An agent may have a special interest or property in a promissory note given to him for money of his principal, which he has lent without authority; and whenever he has such interest or property in such note, he may sue upon it.— Tompkies v. Reynolds, 17 Ala. 109.

*215The general rule, that an agent shall not sue on contracts made by him in the name and on the behalf of his principal, is admitted. But there are several classes o£ cases, where the agent acquires personal rights, and may maintain an action upon the contract in his own name, without any distinction, whether his principal is, or is not, entitled also to similar rights and remedies on the same contract. One of these classes is, where the promise is in writing, and ma»de to the agent by name, as well as description of office. Another class is, where the agent has made a contract, in the subject-matter of which he has a special interest or property, whether he professed at the time to be acting for himself or not.- — Story on Agency, § 393; Fortune v. Brazier, 10 Ala. 791; Bancroft v. Paine, 15 ib. 834; Nabors v. Shippey, 15 ib. 293.

In Tompkies v. Reynolds, 17 Ala. 109, it was held, that if an executor or administrator lends the money or choses in action of the estate, without authority to do so, it is a conversion for which he becomes personally liable, and he may in such case sue on the written contract in his own name, notwithstanding he has resigned or been removed from the administration, unless it be shown that he has. in some way been discharged from the liability thus incurred. It was further held, that those representing the estate had the right (if they elected so to do) to interpose, in a proper manner, to arrest the payment to the removed executor, and claim the contract as a portion of the estate.

In Sorrelle v. Elmes, 6 Ala. 706, it was held, that pleas which amount to nothing more than a denial of an execution of the note sued on, in such a manner as to be binding on the defendant, are bad, unless they are verified by the affidavit required by the statute.

The pleas in this case are not verified by any affidavit. There is no averment in any of them, that the plaintiff has been discharged from the- liability which he may have incurred in consequence of acting without authority, as alleged in some of the pleas. It is not shown or averred that his action has been repudiated by the lodge, or that his authority has been revoked by it, or that it has refused to approve of his conduct in taking the note sued on. It is not averred in the third, fourth, fifth, .sixth or seventh plea, that the plaintiff has no interest in the note.

*216We think the principles on which the cases of Tomkies v. Reynolds and Sorrelle v. Elmes, above cited, were decided, may well be applied to the present case; and that under the application of these principles, .the third, fourth, fifth and sixth pleas are bad. — Fletcher v. Edson, 8 Vermont R. 294.

The seventh plea is bad, because it does not constitute a defence to the extent to which it professes to go. It professes and undertakes to answer the action, and to constitute a bar as to all the defendants; but in truth it makes no answer as to one of the defendants. — Deshler v.
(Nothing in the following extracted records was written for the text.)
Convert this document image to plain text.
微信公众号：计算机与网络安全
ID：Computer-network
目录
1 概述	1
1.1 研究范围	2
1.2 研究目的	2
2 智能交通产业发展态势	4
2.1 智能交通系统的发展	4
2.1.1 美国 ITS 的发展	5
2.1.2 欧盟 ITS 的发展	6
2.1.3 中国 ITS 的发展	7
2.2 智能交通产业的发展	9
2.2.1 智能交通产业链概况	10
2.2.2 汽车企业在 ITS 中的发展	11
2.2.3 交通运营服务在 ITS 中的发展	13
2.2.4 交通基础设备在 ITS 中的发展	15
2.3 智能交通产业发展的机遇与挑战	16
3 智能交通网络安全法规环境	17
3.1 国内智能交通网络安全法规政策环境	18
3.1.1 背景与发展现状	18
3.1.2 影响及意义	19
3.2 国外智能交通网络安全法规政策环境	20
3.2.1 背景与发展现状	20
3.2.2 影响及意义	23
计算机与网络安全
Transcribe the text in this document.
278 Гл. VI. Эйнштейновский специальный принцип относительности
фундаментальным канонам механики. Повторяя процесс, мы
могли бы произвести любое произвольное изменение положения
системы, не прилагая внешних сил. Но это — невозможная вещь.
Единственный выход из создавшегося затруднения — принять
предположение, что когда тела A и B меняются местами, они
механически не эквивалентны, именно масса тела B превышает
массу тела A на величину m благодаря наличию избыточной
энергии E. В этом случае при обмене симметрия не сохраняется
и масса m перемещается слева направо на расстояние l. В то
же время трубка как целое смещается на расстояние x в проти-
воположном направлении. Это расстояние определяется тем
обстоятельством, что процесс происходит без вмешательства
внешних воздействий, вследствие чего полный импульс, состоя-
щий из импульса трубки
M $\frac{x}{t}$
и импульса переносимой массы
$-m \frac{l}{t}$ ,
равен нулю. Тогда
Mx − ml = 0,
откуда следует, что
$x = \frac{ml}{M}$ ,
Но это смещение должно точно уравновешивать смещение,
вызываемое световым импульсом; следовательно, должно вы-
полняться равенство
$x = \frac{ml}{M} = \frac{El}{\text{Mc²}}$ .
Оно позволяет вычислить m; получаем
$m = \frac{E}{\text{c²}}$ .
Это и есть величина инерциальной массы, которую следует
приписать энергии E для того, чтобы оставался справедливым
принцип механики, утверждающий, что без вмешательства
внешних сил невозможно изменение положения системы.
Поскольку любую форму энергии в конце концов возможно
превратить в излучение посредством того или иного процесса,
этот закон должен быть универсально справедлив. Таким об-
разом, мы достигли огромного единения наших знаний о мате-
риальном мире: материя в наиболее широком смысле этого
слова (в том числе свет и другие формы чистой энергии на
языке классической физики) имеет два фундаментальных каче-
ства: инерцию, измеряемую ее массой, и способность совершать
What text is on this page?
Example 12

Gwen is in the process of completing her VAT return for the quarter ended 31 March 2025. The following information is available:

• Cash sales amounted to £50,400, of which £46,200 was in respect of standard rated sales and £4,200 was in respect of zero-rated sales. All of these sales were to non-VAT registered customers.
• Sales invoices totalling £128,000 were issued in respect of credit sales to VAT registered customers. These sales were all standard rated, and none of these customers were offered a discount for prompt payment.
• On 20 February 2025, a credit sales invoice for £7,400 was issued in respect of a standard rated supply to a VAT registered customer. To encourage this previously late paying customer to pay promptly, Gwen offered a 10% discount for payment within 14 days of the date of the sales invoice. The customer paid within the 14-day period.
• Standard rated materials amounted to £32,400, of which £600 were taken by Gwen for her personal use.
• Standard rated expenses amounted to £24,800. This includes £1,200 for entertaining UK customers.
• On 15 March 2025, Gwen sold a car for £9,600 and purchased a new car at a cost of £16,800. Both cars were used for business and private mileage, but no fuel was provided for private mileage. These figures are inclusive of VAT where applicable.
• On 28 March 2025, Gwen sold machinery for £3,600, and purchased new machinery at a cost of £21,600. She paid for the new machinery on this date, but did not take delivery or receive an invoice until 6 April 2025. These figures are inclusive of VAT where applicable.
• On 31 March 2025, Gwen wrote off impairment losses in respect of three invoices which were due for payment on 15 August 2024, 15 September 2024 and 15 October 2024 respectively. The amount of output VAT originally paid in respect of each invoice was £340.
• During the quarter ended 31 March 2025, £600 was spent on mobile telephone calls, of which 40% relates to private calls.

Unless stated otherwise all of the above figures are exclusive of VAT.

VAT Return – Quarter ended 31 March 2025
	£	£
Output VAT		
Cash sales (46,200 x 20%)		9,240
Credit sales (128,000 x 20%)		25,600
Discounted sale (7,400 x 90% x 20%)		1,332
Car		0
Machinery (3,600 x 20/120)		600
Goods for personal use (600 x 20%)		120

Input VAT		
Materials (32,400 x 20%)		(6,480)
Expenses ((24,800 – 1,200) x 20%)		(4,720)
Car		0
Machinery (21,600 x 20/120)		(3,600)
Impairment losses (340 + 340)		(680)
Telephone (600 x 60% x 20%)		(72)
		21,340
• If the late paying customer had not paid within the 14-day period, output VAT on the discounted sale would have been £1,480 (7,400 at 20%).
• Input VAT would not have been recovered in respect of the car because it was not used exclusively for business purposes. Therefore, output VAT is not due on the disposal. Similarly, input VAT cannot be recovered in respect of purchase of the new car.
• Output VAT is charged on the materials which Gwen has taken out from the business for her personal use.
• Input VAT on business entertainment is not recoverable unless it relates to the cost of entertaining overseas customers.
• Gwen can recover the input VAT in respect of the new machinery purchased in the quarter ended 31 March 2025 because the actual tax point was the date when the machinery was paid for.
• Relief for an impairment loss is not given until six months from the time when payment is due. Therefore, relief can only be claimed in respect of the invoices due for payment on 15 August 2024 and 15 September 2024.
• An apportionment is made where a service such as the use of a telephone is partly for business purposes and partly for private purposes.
Hodges, 3 Ala. 509.

We do not wish to be understood as deciding that there is no other valid objection to the third, fourth, fifth, sixth and seventh pleas, than we have above specified. Without examining any other objections to them than those above shown, we decide that they arc bad, and that the court below did not err in sustaining the demurrers to them.

For the error in sustaining the demurrer to the second plea, the judgment is reversed, and the cause remanded.